The Swissy was unusually perky yesterday as it was hyped up by a positive industrial production report and the SNB’s press conference. At the end of the day, USD/CHF 37 pips lower at .9646 while EUR/CHF dropped 32 pips and finished just 2 pips above its all-time low at 1.2768.

Switzerland got a bit of good news when its industrial production figures for Q3 came out. Most were expecting to see a much weaker growth of 0.9% after Q2 had posted a solid 5.8% rise. That being said, investors were quite surprised to see a decent 1.8% quarter-on-quarter increase and they showed their appreciation by giving the Swissy a lift.

After that, it was all about the SNB. The central bank shook things up yesterday as it made its interest rate decision and let slip a few comments on the state of the economy. As expected, it kept rates steady at 0.25%. But what most were more interested in hearing was what it had to say about the economy.

According to the SNB, it is willing to act to achieve price stability. As you know, Switzerland has been battling deflationary threats, and one of the ways it has combated deflation in the past is by intervention. Though market interventions weren’t directly mentioned yesterday, it does make us wonder how long the central bank will allow the Swissy to continue to rise.

The franc’s appreciation has been taking its toll on Swiss exports, and in such a time of economic uncertainty, Switzerland can’t afford to take such a hit. Already, the SNB expects growth to slow in the coming quarters.

Phew! That’s a lot of food for thought. And it looks like you’ll have more time to chew on that today since we won’t have any new Swiss data to work with. In the meantime, be sure to monitor risk sentiment! The Swissy might just extend its gains further if risk sentiment turns sour!

The range on EUR/CHF during Friday’s trading was as tight as Katie Perry’s jeans. It opened at 1.2768 and fell to a new all-time low at 1.2720 before closing just 3 pips from its intraday high at 1.2792. The Swissy also lost to the dollar, erasing the win it posted on Thursday, as USD/CHF closed 58 pips higher at .9702.

Without any economic report on tap, the currency was left vulnerable to market sentiment. Risk aversion sparked by Ireland’s credit downgrade might have allowed the Swissy to tap a new high against the euro, but it also might have caused it its loss against the dollar.

Aha! And it looks like things won’t be much different for the Swissy this week given that we only have Switzerland’s trade balance report for November on tap. Tomorrow at 7:15 am GMT, the market is expecting to see that exports outpaced imports by 1.88 billion CHF.

A better-than-expected figure will most probably be bullish for the currency. However, take note that the SNB isn’t a big fan of a strong Swissy. With EUR/CHF chillin’ at its all-time lows, it might be wise to keep in mind that the central bank could return to its old habit of intervening in the currency market.

So y’all be careful, ayt?

Aha! It looks like Santa came early for the Swissy this year. It tapped a new all-time high against the euro at 1.2635 before finally ending the day with a 101-pip gain at 1.2666. It was also able to pare the loss it scored against the dollar on Friday when USD/CHF ended yesterday’s trading 47 pips lower at .9649.

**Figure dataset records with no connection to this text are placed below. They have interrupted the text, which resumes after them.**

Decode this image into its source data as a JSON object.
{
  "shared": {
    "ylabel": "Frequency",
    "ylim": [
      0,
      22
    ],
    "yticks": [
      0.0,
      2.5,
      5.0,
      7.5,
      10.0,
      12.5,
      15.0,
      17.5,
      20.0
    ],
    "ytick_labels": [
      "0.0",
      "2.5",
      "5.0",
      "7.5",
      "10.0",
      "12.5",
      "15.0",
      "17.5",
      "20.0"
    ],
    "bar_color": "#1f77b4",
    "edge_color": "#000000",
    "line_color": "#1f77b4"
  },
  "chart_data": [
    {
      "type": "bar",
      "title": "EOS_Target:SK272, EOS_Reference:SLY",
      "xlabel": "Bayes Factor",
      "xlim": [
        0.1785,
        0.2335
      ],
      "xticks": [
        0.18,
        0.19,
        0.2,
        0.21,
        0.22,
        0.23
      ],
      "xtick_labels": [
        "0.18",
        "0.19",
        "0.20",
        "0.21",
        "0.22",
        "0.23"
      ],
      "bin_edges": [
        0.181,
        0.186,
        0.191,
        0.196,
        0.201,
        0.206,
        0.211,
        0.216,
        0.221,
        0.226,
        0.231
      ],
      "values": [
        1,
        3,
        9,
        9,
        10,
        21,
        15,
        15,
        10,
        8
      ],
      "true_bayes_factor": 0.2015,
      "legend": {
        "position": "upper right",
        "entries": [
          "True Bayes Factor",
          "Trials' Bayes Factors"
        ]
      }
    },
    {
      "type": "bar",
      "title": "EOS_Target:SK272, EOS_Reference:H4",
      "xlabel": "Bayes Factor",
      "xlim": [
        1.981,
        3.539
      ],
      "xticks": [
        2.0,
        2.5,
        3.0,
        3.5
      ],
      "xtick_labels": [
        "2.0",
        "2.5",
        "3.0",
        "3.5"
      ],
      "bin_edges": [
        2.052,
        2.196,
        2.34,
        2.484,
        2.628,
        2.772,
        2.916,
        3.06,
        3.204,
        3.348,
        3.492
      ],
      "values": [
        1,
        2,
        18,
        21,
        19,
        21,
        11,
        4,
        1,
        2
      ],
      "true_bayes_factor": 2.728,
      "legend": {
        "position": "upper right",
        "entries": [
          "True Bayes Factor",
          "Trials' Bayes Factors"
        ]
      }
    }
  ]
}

Without any debt crisis or fiscal problems to weigh it down unlike the euro and the dollar, it isn’t hard to imagine the Swissy having a pip-filled Christmas. Hmmm, I wonder if today’s trading will be as merry as yesterday for the currency.

If Switzerland’s trade balance report for November shows that exports outpaced imports by more than 1.98 billion CHF, it just may be! So keep tabs on that later at 7:15 am GMT.